If it’s a merchant, just use a credit card. Payment processors don’t like fraud, and it’s one phone call to report a disputed charge. Disputes come out of the merchants pocket and then their rates go up or they are dropped by the processor. You also benefit everyone else by finding and hurting the bad merchant.
I had quite a poor experience with this recently. Found out that there was a recurring charge from a website I had no relation with whatsoever, upon reporting this to my bank the answers were: - Contact the site (I had, got stonewalled) - No we can’t block that - Just block your card and ask for a new one

Ultimately I got things resolved and money was paid back by the site because of relentless emailing and keeping factual (like the article talks about) that resolved it. Needless to say the bank wasn’t real helpful so “just use a credit card” doesn’t quite seem to work, at least in my experience. (This was in NL btw, not US)

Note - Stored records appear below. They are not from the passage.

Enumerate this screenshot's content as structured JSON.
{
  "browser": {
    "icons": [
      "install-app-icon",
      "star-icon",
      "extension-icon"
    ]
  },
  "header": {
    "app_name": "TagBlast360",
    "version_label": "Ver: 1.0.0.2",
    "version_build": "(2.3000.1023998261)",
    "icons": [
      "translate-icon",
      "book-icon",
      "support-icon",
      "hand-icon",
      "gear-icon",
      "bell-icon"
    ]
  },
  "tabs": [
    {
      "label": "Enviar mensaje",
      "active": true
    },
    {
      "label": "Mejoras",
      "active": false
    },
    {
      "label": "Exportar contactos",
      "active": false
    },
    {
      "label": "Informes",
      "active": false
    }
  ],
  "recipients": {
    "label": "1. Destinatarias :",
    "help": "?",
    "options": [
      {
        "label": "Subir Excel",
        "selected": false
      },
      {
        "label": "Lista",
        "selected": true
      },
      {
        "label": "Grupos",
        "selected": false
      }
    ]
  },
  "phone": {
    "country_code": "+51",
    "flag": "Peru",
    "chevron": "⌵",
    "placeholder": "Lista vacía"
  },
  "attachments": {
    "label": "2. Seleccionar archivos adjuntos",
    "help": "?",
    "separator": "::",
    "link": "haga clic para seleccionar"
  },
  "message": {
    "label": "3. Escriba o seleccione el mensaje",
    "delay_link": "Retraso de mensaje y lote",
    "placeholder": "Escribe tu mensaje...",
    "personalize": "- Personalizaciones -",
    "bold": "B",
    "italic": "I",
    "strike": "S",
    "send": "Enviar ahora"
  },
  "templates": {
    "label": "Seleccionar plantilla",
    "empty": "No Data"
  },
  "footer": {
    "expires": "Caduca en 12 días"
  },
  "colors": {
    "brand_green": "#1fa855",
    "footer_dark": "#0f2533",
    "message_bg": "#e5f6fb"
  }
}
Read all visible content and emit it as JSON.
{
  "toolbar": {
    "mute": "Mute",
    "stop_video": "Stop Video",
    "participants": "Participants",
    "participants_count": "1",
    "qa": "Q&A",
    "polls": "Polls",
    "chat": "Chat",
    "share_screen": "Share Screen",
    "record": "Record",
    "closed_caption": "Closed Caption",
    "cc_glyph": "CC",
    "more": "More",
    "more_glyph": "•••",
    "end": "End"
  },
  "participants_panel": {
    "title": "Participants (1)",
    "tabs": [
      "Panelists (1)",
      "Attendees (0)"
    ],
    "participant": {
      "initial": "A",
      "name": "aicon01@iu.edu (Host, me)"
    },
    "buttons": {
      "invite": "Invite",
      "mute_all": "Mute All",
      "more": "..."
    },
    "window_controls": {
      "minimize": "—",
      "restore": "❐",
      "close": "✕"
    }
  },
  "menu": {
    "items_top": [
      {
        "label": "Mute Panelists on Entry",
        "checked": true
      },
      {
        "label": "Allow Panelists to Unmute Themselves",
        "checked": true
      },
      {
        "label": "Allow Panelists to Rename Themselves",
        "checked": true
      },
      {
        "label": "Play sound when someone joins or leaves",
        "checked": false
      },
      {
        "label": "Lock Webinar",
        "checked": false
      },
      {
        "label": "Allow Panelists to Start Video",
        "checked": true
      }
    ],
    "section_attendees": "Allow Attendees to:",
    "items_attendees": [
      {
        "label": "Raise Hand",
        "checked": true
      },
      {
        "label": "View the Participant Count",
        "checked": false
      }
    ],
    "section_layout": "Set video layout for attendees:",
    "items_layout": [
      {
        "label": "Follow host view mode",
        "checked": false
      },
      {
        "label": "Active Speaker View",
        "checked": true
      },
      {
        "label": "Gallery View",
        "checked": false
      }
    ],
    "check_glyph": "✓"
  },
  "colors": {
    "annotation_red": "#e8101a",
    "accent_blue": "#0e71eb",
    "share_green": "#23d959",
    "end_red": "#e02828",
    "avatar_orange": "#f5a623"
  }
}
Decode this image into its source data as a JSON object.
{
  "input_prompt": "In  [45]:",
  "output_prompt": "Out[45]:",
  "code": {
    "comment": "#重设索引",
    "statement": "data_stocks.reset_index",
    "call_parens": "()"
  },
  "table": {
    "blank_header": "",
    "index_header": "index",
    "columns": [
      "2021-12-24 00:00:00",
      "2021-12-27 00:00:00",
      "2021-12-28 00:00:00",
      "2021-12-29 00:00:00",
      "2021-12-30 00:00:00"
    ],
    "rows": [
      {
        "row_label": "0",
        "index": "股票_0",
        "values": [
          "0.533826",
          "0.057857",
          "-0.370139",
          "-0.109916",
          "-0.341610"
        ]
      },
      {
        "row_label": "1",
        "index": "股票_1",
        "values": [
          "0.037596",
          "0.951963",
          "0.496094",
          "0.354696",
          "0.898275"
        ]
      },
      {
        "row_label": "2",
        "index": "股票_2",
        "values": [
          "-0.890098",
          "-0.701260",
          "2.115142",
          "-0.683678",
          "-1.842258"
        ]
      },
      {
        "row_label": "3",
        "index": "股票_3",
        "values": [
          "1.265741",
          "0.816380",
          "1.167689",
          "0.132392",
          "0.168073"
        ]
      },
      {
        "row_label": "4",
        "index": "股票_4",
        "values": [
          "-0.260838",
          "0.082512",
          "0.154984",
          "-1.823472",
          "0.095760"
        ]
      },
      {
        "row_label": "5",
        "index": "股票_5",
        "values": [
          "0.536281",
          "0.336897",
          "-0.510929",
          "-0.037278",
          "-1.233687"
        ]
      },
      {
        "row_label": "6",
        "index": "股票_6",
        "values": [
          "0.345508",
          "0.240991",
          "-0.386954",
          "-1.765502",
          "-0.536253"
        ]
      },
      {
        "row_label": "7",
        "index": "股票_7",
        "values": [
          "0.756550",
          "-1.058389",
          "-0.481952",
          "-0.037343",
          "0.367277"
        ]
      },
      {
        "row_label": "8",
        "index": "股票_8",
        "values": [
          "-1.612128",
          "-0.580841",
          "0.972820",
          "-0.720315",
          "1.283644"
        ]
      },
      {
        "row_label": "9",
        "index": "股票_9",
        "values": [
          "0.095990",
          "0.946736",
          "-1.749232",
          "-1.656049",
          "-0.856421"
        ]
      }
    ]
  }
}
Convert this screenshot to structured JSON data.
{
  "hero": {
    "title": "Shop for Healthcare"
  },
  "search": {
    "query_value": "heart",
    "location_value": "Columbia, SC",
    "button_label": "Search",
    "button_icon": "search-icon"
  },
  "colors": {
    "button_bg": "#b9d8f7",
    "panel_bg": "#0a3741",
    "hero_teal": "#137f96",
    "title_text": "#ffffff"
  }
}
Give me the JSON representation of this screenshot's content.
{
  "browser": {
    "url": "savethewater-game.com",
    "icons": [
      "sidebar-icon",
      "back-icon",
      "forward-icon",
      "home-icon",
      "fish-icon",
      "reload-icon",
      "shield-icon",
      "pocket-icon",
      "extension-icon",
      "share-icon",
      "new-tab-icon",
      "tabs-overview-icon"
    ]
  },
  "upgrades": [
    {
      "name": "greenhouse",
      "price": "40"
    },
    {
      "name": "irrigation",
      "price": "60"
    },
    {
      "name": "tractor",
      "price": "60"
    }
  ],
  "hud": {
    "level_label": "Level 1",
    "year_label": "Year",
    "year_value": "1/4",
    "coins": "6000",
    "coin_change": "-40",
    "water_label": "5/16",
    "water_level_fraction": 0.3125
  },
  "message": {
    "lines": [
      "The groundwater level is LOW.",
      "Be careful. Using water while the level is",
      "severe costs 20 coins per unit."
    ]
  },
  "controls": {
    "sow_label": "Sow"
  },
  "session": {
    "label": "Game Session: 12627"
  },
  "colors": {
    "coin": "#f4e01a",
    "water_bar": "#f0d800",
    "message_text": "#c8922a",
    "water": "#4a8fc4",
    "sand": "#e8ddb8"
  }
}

Maybe you were using the wrong language?

You shouldn't try to block transactions when something you never did shows up, you should report it as fraud. If they got your number, somebody else probably has it too. Trying to "block" probably got you put in the wrong pipeline.

What @colechristensen said.

I had a similar experience with a (quite popular but not google) website provider that I had a relationship with and had given them my CC. At some point my account credentials went invalid - I could not do a password recovery no matter what I tried. Since I could not log in, I could not cancel the subscription. I emailed them and got no response. I could not contact "customer service" because I had to log into the site in order to do that.

After two years(!) of charges (charged once a year) and no responses, I got fed up and contested the most recent charge on my CC. I was contacted via email the next day by a customer service representative who was pretty unhappy with the chargeback and threatened me with cancelling my account. Exactly what I wanted - problem solved!